Now I am getting ready to deploy a OD Master server for MCX user/computer management purposes soon. Therefore, my Mac desktops will be bound to both AD and OD in the next few months if all goes well. Enter the “Magic Triangle”
Im familiar with what happens if a Mac client cant connect to an AD domain (i.e.; the Mac client is off the LAN, a switch router cable has failed, the DCs are down etc). What I am NOT familiar with is what happens to a Mac client that is bound to OD & AD and a similar disaster situation occurs.
Hypothetically, lets say an OD server(s) is unavailable due to a network issue. Will the Mac users be able to log into their Macs and function with cached MCX policies without needing to contact the OD server for a while, or will the Mac users log in with no user/management policies applied at all? Or will the Mac users not be able to log into the Mac at all (i.e Mac eventually times out, stalls, throws an error etc). And what is the timeout threshold in OS X before it gives up trying to talk to an OD (LDAPv3) server anyway?
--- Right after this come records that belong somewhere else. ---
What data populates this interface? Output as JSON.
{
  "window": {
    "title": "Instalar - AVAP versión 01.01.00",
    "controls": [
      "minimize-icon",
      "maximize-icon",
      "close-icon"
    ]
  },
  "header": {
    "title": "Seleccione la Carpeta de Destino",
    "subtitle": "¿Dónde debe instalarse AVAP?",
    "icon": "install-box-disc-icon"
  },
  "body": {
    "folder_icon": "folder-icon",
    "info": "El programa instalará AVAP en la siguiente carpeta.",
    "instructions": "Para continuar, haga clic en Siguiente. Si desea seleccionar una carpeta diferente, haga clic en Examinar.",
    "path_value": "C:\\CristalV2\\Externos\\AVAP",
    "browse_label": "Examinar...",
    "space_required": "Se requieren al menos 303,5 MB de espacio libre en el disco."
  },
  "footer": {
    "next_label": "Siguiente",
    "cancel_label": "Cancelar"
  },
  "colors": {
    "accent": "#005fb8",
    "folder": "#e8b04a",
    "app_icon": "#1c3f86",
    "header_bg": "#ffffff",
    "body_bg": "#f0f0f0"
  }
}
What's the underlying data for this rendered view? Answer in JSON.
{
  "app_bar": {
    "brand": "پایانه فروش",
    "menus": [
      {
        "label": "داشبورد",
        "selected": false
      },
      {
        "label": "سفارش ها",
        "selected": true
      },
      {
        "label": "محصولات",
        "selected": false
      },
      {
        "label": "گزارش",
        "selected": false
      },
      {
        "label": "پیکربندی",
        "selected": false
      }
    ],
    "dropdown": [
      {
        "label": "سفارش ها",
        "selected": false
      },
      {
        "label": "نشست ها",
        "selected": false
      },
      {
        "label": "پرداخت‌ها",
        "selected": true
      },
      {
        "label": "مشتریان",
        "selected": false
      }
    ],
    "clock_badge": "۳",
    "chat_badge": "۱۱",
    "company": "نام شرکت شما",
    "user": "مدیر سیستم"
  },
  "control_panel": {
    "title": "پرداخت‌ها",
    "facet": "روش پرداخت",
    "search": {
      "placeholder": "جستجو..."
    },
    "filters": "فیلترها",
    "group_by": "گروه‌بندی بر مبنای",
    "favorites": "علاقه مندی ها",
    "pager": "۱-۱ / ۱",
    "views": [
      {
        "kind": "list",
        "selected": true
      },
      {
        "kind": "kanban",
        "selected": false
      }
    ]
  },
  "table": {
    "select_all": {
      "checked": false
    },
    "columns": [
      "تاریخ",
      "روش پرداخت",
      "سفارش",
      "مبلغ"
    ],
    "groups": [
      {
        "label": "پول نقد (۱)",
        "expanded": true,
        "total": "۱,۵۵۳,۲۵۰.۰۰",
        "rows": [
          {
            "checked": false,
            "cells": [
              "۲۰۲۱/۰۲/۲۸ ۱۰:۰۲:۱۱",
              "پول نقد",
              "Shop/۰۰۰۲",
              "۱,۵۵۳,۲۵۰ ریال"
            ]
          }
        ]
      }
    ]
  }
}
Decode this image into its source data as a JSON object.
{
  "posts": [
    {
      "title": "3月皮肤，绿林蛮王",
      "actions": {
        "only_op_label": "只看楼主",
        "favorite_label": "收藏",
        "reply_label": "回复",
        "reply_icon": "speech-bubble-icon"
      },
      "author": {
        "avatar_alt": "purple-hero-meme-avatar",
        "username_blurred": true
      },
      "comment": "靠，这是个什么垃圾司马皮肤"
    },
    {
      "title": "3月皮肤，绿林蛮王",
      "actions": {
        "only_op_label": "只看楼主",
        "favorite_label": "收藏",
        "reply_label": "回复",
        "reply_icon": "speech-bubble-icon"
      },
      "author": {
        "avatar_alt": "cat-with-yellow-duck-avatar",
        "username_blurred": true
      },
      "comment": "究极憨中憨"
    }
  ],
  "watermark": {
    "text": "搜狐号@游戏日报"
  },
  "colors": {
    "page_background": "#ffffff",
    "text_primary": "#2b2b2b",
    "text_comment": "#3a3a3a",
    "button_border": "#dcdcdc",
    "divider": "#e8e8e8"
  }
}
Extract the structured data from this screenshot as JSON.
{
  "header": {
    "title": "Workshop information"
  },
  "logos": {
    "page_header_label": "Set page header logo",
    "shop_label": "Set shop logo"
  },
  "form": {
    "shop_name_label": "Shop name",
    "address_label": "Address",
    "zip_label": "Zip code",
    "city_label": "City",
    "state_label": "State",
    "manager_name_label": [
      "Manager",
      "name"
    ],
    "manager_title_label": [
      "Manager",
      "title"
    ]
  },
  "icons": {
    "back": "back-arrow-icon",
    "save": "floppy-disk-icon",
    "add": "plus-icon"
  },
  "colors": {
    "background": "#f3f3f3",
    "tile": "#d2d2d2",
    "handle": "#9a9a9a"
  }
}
These questions are not in any of Apple’s OD or User Management (MCX) Admin Guides…
We have a very robust infrastructure here. Several Ad DCs, and OD master and replica(s), and our network is solid too. But I still need to be aware of how OD and MCX works in the event of a network or LDAP related connection failure.
February 19, 2008 at 7:12 am #371564luke
ParticipantIf a client is looking at an AD server for authentication and an OD server to get a few MCX policies, then if the OD server is down a user will likely still be able to log in (albeit with somewhat unpredictable results). The MCX settings will stay set in general. If some user or process is actively trying to change them to something else though, OD obviously won’t be able to enforce its policies.
If you can deploy Leopard server then you’re probably better off moving away from the magic triangle concept. Your macs can look solely at the OD infrastructure which will proxy (and augment) the records from AD.